For more than 1,000 years it was a lost ancient city, concealed behind desert mountains and accessible only via a narrow mile-long passageway-rift through the mountains.
Then in 1812, a Swiss explorer named Johann Ludwig Burckhardt, having heard rumors of a lost city, persuaded desert guides to lead him to Petra.
What he found were the well-preserved remains of an entire city carved into red sandstone cliffs. There were statues from the Roman and Hellenistic eras, intact water works, roads, temples, tombs. It was one of the most significant archaeological discoveries ever made.
Now, more than 170 years after the rediscovery, the Jordanian government is anxious to make Petra even less of a lost city - particularly for tourists.
For the sightseer, Petra has long offered one of the most complete and best-preserved examples of an ancient city anywhere. It is described by veteran travelers as being as interesting as, if not more so than, such well-known tourist hot spots as the Cairo pyramids and the ruins of Carthage. But tourism officials say Petra has suffered in past years as a major international tourist attraction because of its relatively remote location in southern Jordan. Petra is more than three hours' drive from Amman.
''The problem of Petra is that it is far away from Amman,'' says Jousef Jamal Alami, director of the government's Petra-Jerash tourism project.
To compensate for the remote location, the Jordanians have undertaken a development plan including construction of an 82-room, four-star hotel with restaurant and swimming pool. British, American, French, German, and Jordanian archaeological teams are continuing excavation and restoration work inside Petra.
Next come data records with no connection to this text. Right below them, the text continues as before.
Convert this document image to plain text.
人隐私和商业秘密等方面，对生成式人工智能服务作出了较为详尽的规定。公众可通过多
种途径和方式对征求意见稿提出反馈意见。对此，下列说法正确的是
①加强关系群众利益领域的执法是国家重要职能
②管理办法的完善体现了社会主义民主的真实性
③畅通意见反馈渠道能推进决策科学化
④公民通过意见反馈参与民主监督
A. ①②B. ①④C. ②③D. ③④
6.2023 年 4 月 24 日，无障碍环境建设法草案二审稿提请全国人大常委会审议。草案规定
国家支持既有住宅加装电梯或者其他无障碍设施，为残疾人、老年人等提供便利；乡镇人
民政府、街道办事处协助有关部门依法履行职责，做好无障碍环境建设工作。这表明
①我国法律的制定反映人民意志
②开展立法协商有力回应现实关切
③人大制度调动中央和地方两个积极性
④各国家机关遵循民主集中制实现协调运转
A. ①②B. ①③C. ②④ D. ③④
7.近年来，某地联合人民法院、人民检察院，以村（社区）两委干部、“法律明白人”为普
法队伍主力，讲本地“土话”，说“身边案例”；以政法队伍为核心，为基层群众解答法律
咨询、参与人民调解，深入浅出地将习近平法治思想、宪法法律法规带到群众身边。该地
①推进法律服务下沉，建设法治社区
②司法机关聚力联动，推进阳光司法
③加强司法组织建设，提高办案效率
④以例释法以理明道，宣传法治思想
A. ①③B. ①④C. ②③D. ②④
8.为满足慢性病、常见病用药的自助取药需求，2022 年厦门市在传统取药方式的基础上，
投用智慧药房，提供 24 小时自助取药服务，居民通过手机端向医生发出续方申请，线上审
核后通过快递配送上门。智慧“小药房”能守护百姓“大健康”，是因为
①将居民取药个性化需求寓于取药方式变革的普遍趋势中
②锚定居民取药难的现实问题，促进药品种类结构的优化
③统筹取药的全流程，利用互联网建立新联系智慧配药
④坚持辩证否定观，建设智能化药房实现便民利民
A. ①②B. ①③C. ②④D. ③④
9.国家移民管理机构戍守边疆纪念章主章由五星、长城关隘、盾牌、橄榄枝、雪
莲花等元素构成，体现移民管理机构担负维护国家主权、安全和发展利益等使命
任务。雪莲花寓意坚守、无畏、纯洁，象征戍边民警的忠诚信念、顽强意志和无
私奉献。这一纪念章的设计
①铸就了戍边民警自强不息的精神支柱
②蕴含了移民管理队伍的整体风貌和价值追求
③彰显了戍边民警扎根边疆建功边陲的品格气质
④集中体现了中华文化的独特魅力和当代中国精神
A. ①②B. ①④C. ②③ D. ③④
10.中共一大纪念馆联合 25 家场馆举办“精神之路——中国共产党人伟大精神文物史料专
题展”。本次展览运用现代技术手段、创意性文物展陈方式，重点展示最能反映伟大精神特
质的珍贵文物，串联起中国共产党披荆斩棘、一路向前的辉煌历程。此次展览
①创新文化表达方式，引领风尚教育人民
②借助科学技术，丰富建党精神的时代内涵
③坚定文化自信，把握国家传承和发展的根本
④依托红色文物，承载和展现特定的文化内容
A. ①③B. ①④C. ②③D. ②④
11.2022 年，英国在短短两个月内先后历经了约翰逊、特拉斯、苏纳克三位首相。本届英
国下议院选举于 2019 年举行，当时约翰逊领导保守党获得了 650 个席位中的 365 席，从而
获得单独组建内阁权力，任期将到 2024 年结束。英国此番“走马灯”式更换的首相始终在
Petra, which means ''the Rock'' in Greek, was originally settled more than 2, 000 years ago by the Nabateans, a society of former nomads who maintained the northern leg of the spice, silk, and frankincense caravan route of western Arabia. The city grew into an important commercial and trading center. Its decline is believed to have been linked to the shifting of trade routes and to a major earthquake in the year 363.
The Nabateans are believed to have constructed their magnificent cliffside temples and tombs - some ranging from 130 to 150 feet in height - by starting high on the cliff face and working down, carving as they went. Similar buildings were constructed by the Nabateans at Medain Salih in western Saudi Arabia. Those buildings, still remaining, are believed to have been an outpost of the capital city, Petra.
One of the reasons Petra was so well preserved was its remote location. It was virtually surrounded by mountains and steep cliffs. The entrance to the city is through the siq (pronounced seek), or passageway, which with its narrow, high cliffs was easily defended by a few men against much larger forces. This is believed to have repeatedly hindered the efforts of Romans and others to capture the city. But it finally did fall to the Romans in the year 106, and it subsequently became a provincial capital for more than 300 years.
During that period a number of Roman construction projects took place within the city. They included a theater and nymphaeum, or public baths.
Jordan's second major tourist attraction is Jerash, about 40 minutes by car north of Amman. Believed to have been established in the 4th century BC, Jerash is said to be one of the finest surviving examples of a provincial Roman city. It was at one time a lavish metropolis.
The Jordanian government with the help of various archaeologists has embarked on a five-year project to restore much of the city. Among an assortment of foreign archaeologists at work in Jerash are groups from Spain, restoring the columned main street; Italy, restoring cathedrals built on earlier ruins in the city; the United States, restoring the north theater; Britain, restoring the public baths; France, restoring the city's southern gate; and Poland, restoring the forum area. In addition, a team from Jordan University is restoring the street and artisan area.
The government expects to begin this month operating a sound-and-light show daily in the city in Arabic, English, French, and German. The show will take place in three different locations within the ancient site and will highlight the development and history of Jerash.